Pressuring their drivers to break federal trucking law
The Federal Motor Carrier Safety Administration has established certain regulations that govern how long truck drivers can stay behind the wheel. Truck drivers can only drive up to 11 hours at a time, after which they must take a break from driving for a specific amount of time.
But sometimes companies are so preoccupied with meeting deadlines and making up for delays that they pressure their drivers, through incentives or otherwise, to ignore these regulations. When this happens, drivers continue driving for much longer than is safe. When drivers are exhausted or distracted, accidents occur.
Each state has their own laws that govern truck weight limit. Each model of truck has a limit to how much cargo weight it can safely bear.
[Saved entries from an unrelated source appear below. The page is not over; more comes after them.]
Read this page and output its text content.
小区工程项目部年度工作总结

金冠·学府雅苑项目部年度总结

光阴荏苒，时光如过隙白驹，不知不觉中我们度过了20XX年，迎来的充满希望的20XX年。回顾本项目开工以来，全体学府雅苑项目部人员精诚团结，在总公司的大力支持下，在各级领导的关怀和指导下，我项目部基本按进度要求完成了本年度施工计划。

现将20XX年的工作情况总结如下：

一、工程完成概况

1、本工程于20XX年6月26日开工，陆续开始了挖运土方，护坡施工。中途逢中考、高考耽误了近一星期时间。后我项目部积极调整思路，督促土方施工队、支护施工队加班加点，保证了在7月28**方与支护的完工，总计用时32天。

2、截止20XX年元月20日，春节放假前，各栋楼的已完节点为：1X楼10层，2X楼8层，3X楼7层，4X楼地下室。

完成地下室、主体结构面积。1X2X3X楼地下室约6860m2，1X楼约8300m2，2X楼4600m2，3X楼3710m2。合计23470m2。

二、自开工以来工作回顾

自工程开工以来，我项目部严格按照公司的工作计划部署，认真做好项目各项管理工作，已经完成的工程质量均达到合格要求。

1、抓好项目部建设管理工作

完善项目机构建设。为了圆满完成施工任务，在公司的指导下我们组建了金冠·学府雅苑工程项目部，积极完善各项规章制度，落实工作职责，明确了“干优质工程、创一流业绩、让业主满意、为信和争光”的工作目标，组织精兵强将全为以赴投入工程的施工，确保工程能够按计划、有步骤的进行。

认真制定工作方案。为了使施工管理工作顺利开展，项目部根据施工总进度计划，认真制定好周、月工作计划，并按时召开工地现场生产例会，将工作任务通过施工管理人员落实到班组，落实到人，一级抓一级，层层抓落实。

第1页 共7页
These laws exist for a reason. When a company overloads a truck in order to maximize profit for a trip, it can lead to several different kinds of dangerous accidents. For example, an overladen truck puts much more pressure on the brakes, and it could have more difficulty stopping in time when needed. Increased weight also increases the likelihood of blown-out tires, which can cause the truck to swerve dangerously into other lanes.
Negligent hiring practices
If you are the hiring manager for a trucking company, there could be a lot of pressure on you to fill vacancies quickly, since unmanned routes cost the company great amounts of money. This could lead you to hire applicants and get them out onto the road as quickly as possible, without properly screening or training them.
Sometimes certain people should not receive the responsibility of driving a massive truck – which requires a completely different skillset than driving a car does. If someone has a poor driving record, or hasn’t received adequate training, then the company is putting everyone on the road at risk by sending that person out in a truck.
Trucking companies have a lot of responsibility to keep our roads safe while they carry out their important work of supplying our stores with goods. By avoiding negligent business practices, they can ensure that we all receive the food and merchandise we need while minimizing the likelihood of horrific trucking accidents on our roads.